For them, it was devil take the lot of us if that’s the way it’s got to be. It was a philosophy that was perhaps alien to Europe or the States; but not to Africa, to Africa in arms, where there can be an unbelievable savagery lurking in every unfriendly bush.

I said, to no one in particular and surprising even myself: “They cut out his tongue, Van Beck’s, he can’t talk.” Trying to make some sense out of the comment, I added: “Another man who’s got precious little to live for, and that’s what makes them dangerous. Loveless and Van Reck, and we’ve got to find both of them, soon.”

Estrilla was in command of herself again. Brooding and angry, and no longer as alive as I’d known her before, but still very much in command. She said: “First, we find my Colonel.”

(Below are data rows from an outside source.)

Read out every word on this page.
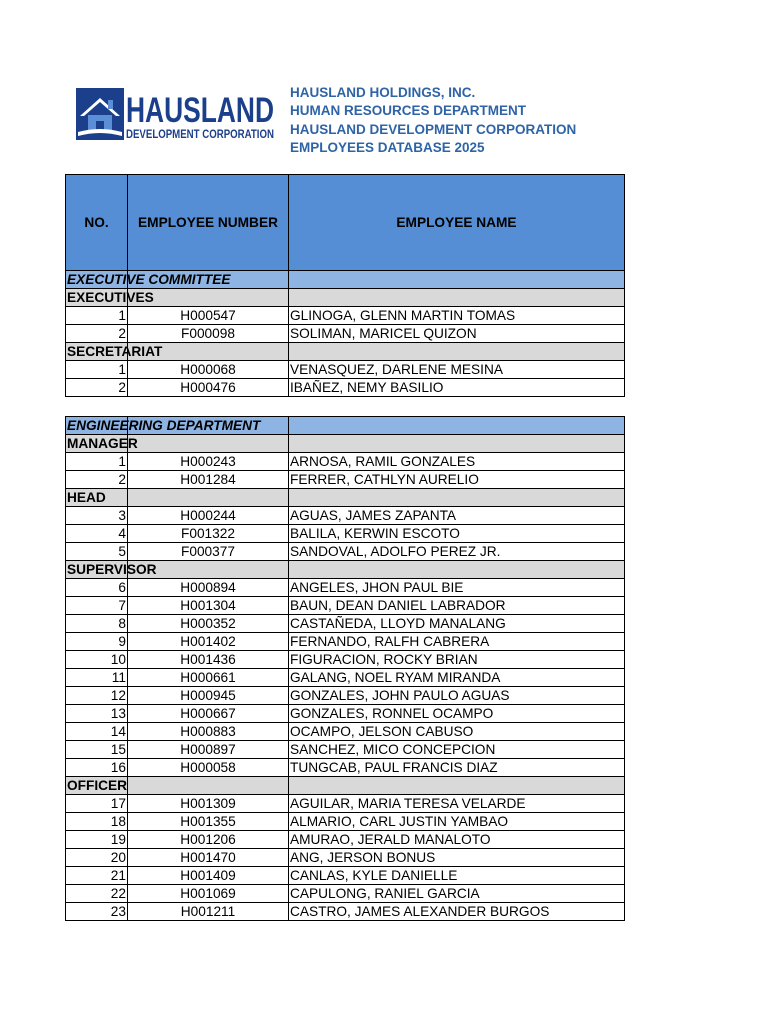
HAUSLAND
DEVELOPMENT CORPORATION
HAUSLAND HOLDINGS, INC.
HUMAN RESOURCES DEPARTMENT
HAUSLAND DEVELOPMENT CORPORATION
EMPLOYEES DATABASE 2025
NO.	EMPLOYEE NUMBER	EMPLOYEE NAME

EXECUTIVE COMMITTEE		

EXECUTIVES		

1	H000547	GLINOGA, GLENN MARTIN TOMAS
2	F000098	SOLIMAN, MARICEL QUIZON

SECRETARIAT		

1	H000068	VENASQUEZ, DARLENE MESINA
2	H000476	IBAÑEZ, NEMY BASILIO
ENGINEERING DEPARTMENT		

MANAGER		

1	H000243	ARNOSA, RAMIL GONZALES
2	H001284	FERRER, CATHLYN AURELIO

HEAD		

3	H000244	AGUAS, JAMES ZAPANTA
4	F001322	BALILA, KERWIN ESCOTO
5	F000377	SANDOVAL, ADOLFO PEREZ JR.

SUPERVISOR		

6	H000894	ANGELES, JHON PAUL BIE
7	H001304	BAUN, DEAN DANIEL LABRADOR
8	H000352	CASTAÑEDA, LLOYD MANALANG
9	H001402	FERNANDO, RALFH CABRERA
10	H001436	FIGURACION, ROCKY BRIAN
11	H000661	GALANG, NOEL RYAM MIRANDA
12	H000945	GONZALES, JOHN PAULO AGUAS
13	H000667	GONZALES, RONNEL OCAMPO
14	H000883	OCAMPO, JELSON CABUSO
15	H000897	SANCHEZ, MICO CONCEPCION
16	H000058	TUNGCAB, PAUL FRANCIS DIAZ

OFFICER		

17	H001309	AGUILAR, MARIA TERESA VELARDE
18	H001355	ALMARIO, CARL JUSTIN YAMBAO
19	H001206	AMURAO, JERALD MANALOTO
20	H001470	ANG, JERSON BONUS
21	H001409	CANLAS, KYLE DANIELLE
22	H001069	CAPULONG, RANIEL GARCIA
23	H001211	CASTRO, JAMES ALEXANDER BURGOS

It was no good explaining that I couldn’t leave them behind; they’d neither of them have stayed there, anyway.

I said: “All right, you follow me, in absolute silence, ten paces or so behind, and, so help me, if either of you makes a sound that even I can hear...”

Estrilla said clearly: “No.” Her voice was very steady now. She said again: “No. I will go first.”

It took me a moment to see what she was driving at, and while I was thinking about it, she said, just as deliberately, very proud and reserved: “My Colonel is dead, Mr. Cain. Now you will take your orders from me.”

It wasn’t worth explaining that I’d never been under Fenrek’s orders; and what she had in mind made sense anyway. I said: “All right, so go down towards the beach from the concrete steps, but not all the way to the bottom. Take the ledge that you’ll find about two thirds of the way down, it’ll bring you out right below the mouth of the Bocca, among the oyster rocks there, you know where I mean?” If she insisted on playing the part of the cheese in the rattrap, I thought it only correct to make it as easy as possible for the rat to smell her out. She nodded.

“And you? Where will you be, Mr. Cain?”

“Above you, of course, every inch of the way. Don’t ever look up, just take it for granted that I’m there. Keep your eyes open for the man with the bow, he’s faster with that than you or I with a gun, make no mistake about it.”